De notre envoyé spécial à Budapest,

Les Bleus peuvent se féliciter après leur match nul contre le Portugal, mercredi soir. Survivre au groupe de la mort est déjà un aboutissement en soi – c’est dans le texte – mais le faire en terminant à la première place donne encore plus de poids à la performance. Alors certes, l’équipe de France s’en sort sans avoir clairement bousillé le moindre adversaire et a même concédé le nul contre la Hongrie (qui aura finalement emmerdé tout le monde dans cette poule F) et Didier Deschamps​ le concède, « il y a peut-être des équipes qui ont laissé de meilleures impressions. Mais on est là ». Et pour le moment, c’est tout ce qui compte. Et comme on est là, on a le droit d’imaginer un peu à quoi ressemblera la suite de cet Euro pour les Bleus.

Un tableau corsé

Si les hommes de Didier Deschamps ont un huitième de finale a priori tranquille avec tout le respect que l’on doit à nos amis suisses, les Français devraient très vite renouer avec les matchs de haut niveau. Car comme lors du Mondial 2018, on se retrouve dans une configuration digne des pires éditions de l’US Open, celles où Kevin Anderson arrive en finale. D’un côté, l’Angleterre, l’Allemagne, les Pays-Bas et des bras cassés, de l’autre l’Autriche, la Suisse et la crème de la crème : France, Portugal, Belgique, Croatie, Espagne et Italie.

Un exemple de « chemin » des Bleus : Suisse > Espagne > Belgique > Angleterre

Rabiot latéral gauche

« Adrien Rabiot est aussi capable de jouer arrière gauche, c’est aussi plutôt une bonne chose ». Ceci n’est pas un exercice, on répète, ceci n’est pas un exercice, ce sont des vrais mots sortis de la vraie bouche du vrai Didier Deschamps. Posons le contexte : remplaçant pour la première fois de la compétition, Adrien Rabiot est entré en jeu contre le Portugal au poste de latéral gauche. Un retour de karma parce qu’il a jadis chouiné par flemme de jouer en sentinelle ? Peut-être. Mais surtout l’addition de deux coups de poisse : les blessures de Lucas Hernandez et Lucas Digne. La chatte à DD est-elle en vacances ? Si oui, qu’elle prenne immédiatement le premier vol pour Bucarest, où l’équipe de France aura besoin d’elle.

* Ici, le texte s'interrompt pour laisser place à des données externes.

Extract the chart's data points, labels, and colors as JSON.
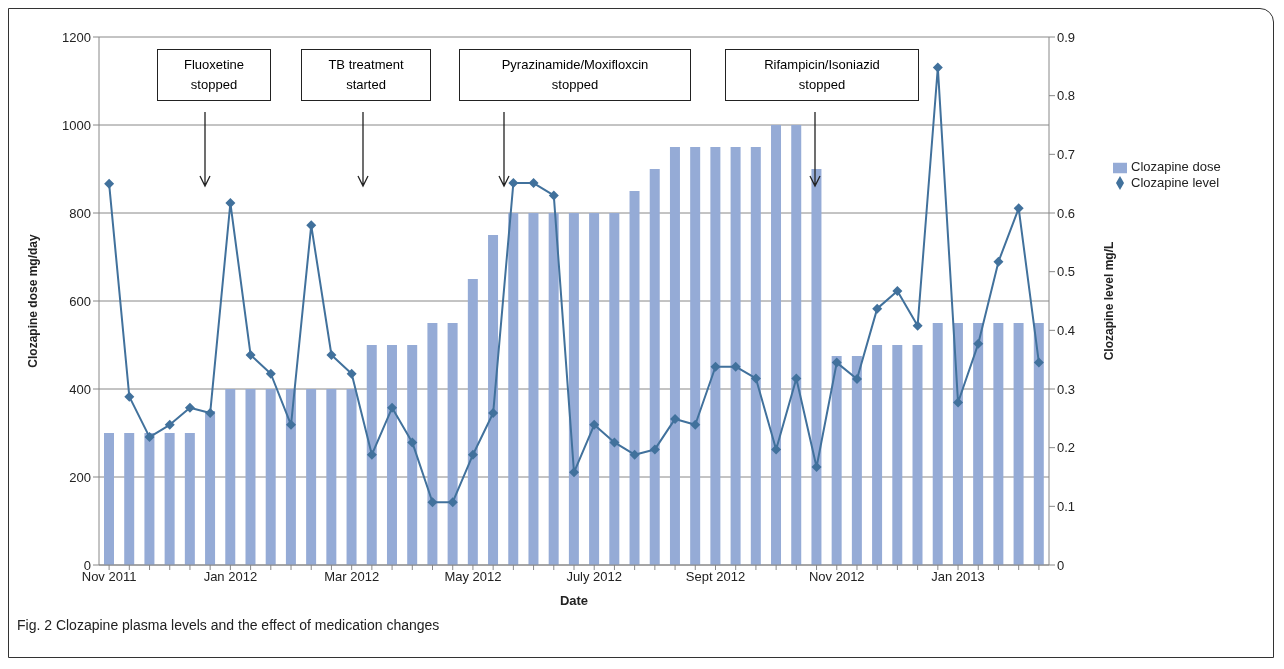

Mais revenons à nos blessés de guerre, à commencer par Lucas Hernandez. Didier Deschamps l’a sorti à cause d’une réminiscence de ses pépins au genou. « Je n’ai pas voulu prendre de risque, d’autant qu’il avait un carton jaune », a déclaré le sélectionneur, beaucoup plus inquiet pour Lucas Digne, touché à un muscle de la cuisse. « Lui ça va être très compliqué (pour la suite). Quand il y a une blessure musculaire, à l’ischio, ce n’est pas bon signe. » RIP Lucas, petit ange parti trop vite.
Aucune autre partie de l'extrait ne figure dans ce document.